Frank Speers wasn't from southern Texas. He was already middle-aged when he moved to Hondo. A farmer by trade, out of Tennessee, he'd done very well back east. At least for Wayne County. On a hundred and fifty acres, he grew tobacco and raised sheep, swine, and about a dozen cattle. He also had a couple of horses. He planned to leave the farm to his only child, his son. They grew very close after his wife died of pneumonia when the boy was ten. Though life was hard without his wife, they had what they needed--food, clothing, shelter, and each other.
So it was until the Civil War brought its misery. The year was 1861 and Tennessee was the last state to secede from the Union. The decision ripped the state apart, the west being solidly for the Confederacy and the east, where slavery was less common, was for the Union. Despite his protests, Frank's son immediately joined the Confederate army. In the late afternoon of January 2, 1863, the young man was under the command of General Breckinridge in the Battle of Stones River in Middle Tennessee. The Confederate troops were trapped in a terrible cross-fire. Head-on they faced withering bombardment from a ridge capped by a continuous stretch of forty-five artillery cannons. From their southern flank they were being hit by fire from twelve more cannons. Over the next hour, Frank's son was but one of two thousand confederate soldiers to die.
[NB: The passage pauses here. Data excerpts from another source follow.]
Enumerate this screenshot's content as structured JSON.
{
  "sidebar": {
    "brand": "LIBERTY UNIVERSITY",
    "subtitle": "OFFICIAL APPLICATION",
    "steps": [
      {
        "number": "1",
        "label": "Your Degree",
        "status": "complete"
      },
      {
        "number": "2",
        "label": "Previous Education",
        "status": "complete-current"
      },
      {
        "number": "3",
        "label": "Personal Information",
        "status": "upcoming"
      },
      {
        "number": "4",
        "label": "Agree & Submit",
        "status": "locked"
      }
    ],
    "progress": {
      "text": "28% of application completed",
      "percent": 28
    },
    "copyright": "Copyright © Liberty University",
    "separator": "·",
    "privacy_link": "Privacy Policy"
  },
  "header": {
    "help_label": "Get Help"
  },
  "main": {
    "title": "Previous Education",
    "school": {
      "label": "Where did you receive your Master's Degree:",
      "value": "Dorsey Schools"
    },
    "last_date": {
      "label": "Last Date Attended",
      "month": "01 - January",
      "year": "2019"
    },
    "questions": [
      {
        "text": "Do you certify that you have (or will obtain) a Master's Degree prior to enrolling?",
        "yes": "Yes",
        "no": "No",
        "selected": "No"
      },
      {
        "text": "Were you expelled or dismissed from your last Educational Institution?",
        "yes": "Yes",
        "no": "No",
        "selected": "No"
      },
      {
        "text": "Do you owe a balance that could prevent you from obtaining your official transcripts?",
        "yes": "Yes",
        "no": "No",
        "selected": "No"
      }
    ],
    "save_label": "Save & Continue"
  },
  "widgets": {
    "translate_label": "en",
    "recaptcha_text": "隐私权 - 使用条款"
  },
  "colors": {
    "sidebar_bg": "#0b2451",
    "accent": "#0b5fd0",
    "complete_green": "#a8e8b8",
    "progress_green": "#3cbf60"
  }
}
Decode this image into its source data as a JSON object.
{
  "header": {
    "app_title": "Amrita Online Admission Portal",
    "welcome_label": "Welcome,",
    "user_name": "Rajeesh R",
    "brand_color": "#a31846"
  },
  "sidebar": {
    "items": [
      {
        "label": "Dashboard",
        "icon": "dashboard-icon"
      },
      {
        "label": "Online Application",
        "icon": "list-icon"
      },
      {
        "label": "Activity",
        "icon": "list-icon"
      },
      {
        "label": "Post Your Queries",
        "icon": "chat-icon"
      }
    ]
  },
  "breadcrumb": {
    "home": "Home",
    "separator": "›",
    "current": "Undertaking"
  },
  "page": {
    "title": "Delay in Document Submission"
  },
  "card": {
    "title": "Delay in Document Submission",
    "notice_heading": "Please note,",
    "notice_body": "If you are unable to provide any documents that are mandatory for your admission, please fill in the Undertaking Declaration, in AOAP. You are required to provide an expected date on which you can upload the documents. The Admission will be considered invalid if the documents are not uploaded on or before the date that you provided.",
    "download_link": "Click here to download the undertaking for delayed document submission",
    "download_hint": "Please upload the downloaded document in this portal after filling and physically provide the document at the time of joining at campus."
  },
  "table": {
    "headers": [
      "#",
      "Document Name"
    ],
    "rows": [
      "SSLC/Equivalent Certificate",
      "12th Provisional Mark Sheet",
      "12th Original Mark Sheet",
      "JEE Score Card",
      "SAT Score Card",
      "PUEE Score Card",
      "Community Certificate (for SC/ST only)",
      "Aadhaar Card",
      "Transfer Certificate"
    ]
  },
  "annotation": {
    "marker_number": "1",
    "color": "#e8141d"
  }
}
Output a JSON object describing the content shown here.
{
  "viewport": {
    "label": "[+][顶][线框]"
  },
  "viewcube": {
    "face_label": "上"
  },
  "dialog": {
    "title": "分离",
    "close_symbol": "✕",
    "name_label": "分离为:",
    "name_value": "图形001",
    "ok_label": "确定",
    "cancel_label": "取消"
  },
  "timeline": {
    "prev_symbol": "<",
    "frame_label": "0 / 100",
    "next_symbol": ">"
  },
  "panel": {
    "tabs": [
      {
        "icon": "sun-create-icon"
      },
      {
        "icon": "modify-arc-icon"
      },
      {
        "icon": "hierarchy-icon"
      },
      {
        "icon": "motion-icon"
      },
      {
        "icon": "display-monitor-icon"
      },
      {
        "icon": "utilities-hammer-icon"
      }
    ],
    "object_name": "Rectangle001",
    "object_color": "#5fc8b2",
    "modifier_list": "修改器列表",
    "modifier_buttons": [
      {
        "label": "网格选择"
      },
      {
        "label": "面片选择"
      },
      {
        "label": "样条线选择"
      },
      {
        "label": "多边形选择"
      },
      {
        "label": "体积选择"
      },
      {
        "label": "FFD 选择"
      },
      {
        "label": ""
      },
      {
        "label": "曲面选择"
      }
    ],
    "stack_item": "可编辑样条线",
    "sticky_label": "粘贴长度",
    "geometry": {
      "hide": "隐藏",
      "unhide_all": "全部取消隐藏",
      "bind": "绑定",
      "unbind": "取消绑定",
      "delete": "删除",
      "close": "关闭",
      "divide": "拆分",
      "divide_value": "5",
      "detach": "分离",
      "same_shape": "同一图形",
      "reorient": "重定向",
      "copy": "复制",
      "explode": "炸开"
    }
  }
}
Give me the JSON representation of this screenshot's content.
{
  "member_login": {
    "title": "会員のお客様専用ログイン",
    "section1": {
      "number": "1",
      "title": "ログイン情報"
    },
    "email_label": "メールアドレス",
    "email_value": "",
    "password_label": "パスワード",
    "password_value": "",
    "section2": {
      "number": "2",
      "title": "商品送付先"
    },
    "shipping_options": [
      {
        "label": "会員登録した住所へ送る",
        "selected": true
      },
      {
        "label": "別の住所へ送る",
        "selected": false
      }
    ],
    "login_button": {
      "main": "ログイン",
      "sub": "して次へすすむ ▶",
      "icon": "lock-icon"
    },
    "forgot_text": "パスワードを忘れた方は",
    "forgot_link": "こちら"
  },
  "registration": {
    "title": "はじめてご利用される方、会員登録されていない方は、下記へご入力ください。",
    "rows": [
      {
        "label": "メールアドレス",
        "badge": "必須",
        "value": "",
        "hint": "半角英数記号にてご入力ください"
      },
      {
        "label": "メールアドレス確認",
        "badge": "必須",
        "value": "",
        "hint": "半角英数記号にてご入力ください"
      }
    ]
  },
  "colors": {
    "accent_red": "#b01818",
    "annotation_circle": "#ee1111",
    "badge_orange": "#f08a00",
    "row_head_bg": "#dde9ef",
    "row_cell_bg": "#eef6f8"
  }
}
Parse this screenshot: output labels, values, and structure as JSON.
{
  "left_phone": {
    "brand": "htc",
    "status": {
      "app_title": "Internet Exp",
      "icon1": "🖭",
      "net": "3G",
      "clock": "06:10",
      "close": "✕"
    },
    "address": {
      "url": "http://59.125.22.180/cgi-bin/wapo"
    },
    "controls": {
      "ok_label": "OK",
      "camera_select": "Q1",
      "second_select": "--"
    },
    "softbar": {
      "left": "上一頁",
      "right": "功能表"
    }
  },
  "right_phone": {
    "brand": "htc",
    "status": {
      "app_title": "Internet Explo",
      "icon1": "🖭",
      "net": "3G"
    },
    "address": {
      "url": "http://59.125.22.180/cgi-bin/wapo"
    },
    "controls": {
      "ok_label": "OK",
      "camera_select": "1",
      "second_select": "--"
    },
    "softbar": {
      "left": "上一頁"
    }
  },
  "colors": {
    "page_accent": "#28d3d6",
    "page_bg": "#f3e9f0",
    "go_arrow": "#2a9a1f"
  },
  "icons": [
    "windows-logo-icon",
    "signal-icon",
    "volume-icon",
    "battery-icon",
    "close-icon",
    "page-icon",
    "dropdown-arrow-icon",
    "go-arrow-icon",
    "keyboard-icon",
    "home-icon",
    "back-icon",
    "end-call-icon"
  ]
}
Devastated by the news, Frank lost all interest in the farm. There was no reason to continue the daily toil. To forget his pain, he sold everything and made his way west, eventually stopping in Texas. He had just enough money to buy a ranch near Hondo and start raising cattle. Prices here were cheap compared to Tennessee. Though an old man by most accounts, he buried his anguish in work that would have drained a young man, and over the next fifteen years he expanded his herd to three hundred and fifty head of Texas Longhorns.
Longhorns, a cross-breed of Mexican and Eastern cattle, were extremely hardy and self-sufficient, able to survive the harshest conditions of drought and famine. Even their calves were tough. Their Mexican ancestors, brought over by the Spanish centuries earlier, were lean and long-horned, some seven feet tip-to-tip. The Eastern cattle were of British origin and had more tallow. The early ranches, started by the Mexican government, were taken over by Texans when they claimed their independence in 1836. Nine years later, they joined the Union. And fifteen years after that, they were ready to leave it.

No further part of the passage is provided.